General Motors to pay first dividend since 2008

Mary Barra at the Detroit Motor Show General Motors has also been helped by a recovery in the US car market

US carmaker General Motors (GM) said it will resume dividend payments, capping a remarkable turnaround since its 2009 bailout by the US government.

It will pay a dividend of 30 cents per share, the first since July 2008.

GM filed for bankruptcy at the height of the global financial crisis and was rescued after the government pumped in billions of dollars.

But the firm has since seen a strong recovery, led by a jump in sales in key markets such as the US and China.

On Tuesday, the firm said it sold 9.71 million vehicles in 2013, an increase of 4% on the year before.

"This return to shareholders is consistent with our capital priorities, and is an important signal of confidence in our plans for a continuing profitable future," Dan Ammann, GM's chief financial officer, said in a statement.

'Exceedingly well'

Start Quote

They are doing exceedingly well in countries like China and India, as they have come with models that are better suited for developing markets”

End Quote Vivek Vaidya Frost & Sullivan

GM, like other global car makers, has benefited from the ongoing recovery in the global car market.

Car sales in key markets such as China and US have been rising - recovering from the slump seen in the years following the global financial crisis.

According to data released over the past few days, auto sales in China, the world's biggest car market, jumped 14% in 2013 to 21.98 million vehicles.

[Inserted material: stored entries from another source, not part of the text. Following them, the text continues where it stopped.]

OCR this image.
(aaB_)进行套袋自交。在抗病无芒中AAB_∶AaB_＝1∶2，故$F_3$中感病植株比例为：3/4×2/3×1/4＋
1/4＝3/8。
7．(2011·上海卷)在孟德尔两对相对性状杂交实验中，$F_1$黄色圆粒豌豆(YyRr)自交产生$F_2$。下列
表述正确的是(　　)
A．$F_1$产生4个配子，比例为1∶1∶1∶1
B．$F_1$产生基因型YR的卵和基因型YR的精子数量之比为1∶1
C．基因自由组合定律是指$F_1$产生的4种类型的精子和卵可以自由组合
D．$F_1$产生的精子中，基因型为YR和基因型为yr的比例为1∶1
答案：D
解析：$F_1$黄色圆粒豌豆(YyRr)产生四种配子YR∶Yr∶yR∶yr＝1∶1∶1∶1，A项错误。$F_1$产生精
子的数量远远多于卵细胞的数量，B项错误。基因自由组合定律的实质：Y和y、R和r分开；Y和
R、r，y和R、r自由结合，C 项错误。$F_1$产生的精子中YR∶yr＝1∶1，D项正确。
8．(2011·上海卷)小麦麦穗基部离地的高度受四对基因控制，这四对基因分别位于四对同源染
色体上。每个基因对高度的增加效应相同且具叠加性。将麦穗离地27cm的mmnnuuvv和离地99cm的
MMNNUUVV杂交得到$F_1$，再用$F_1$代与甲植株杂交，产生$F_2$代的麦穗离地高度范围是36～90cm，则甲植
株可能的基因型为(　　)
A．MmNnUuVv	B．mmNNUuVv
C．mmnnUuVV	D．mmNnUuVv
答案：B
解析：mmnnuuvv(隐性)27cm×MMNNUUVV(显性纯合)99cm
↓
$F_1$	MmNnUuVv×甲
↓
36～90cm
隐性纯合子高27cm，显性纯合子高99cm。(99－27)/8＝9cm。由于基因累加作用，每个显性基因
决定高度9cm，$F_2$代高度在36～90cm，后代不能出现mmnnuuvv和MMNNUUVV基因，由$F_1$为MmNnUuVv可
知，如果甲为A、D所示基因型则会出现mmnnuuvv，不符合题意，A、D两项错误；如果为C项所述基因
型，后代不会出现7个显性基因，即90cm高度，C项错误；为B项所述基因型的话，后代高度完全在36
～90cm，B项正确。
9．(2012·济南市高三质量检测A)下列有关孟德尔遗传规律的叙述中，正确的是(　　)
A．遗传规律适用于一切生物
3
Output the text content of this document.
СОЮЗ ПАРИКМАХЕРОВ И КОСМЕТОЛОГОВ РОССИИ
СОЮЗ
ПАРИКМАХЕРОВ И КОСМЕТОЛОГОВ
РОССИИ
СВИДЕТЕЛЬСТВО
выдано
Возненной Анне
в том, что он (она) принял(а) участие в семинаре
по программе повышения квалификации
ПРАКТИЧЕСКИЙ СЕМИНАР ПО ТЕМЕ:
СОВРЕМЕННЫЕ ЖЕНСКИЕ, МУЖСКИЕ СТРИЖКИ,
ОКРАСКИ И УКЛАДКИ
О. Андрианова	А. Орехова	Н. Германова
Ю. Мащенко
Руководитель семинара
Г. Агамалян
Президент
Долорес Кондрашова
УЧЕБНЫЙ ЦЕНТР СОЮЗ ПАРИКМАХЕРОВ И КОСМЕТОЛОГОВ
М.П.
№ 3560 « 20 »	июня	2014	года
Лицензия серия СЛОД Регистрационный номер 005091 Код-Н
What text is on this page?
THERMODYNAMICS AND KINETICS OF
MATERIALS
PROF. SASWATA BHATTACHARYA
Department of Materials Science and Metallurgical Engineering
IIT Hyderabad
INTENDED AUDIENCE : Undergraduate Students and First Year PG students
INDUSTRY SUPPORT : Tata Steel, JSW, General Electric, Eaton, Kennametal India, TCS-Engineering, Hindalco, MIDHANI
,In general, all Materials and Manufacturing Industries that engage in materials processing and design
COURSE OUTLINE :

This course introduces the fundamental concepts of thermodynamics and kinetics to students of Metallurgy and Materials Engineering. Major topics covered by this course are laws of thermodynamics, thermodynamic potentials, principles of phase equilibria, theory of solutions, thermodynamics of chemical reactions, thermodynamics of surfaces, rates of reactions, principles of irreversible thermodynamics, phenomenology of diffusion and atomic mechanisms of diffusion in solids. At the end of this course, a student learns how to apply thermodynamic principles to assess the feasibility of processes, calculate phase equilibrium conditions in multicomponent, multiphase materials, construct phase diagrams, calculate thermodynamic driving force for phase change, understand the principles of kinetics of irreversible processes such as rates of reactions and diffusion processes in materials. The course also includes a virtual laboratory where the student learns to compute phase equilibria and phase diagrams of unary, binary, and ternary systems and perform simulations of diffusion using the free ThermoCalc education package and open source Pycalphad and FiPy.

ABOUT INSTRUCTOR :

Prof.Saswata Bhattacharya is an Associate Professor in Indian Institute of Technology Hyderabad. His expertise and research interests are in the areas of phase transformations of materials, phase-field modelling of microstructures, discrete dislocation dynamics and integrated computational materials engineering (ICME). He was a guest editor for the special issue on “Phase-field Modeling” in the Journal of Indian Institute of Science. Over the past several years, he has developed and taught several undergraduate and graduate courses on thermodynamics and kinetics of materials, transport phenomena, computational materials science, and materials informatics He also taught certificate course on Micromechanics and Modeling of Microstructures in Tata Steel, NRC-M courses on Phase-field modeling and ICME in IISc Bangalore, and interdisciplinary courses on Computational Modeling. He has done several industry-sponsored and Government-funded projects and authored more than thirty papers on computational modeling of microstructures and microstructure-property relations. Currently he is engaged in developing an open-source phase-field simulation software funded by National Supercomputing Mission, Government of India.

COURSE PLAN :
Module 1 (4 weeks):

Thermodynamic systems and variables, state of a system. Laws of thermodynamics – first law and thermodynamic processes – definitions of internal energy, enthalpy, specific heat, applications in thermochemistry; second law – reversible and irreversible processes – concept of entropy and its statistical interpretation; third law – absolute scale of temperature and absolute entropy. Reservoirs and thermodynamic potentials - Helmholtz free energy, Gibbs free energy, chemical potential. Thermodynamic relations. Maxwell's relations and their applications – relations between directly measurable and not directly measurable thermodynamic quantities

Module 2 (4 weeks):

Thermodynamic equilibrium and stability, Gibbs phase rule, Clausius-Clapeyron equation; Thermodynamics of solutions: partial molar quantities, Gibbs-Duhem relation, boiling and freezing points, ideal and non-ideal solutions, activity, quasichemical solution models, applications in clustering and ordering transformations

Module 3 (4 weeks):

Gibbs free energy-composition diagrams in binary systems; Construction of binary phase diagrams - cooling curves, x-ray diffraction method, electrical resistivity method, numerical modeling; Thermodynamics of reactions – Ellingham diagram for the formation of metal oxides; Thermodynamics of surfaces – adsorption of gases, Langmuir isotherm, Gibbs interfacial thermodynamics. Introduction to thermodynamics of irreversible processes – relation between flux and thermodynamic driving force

Sales in the US - the world's second-biggest market - are also expected to have hit 15.6 million units last year - up from 10.4 million units 2009.

Analysts said that GM had been able to tap into the growth in both the emerging as well as developed economies, which had helped boost its recovery.

"They are doing exceedingly well in countries like China and India, as they have come with models that are better suited for developing markets," Vivek Vaidya, an auto analyst with consulting firm Frost & Sullivan told the BBC.

Mr Vaidya added that a recovery in demand for pick-up trucks and similar vehicles in the US had also helped GM.

"They are currently winning on all fronts." he said.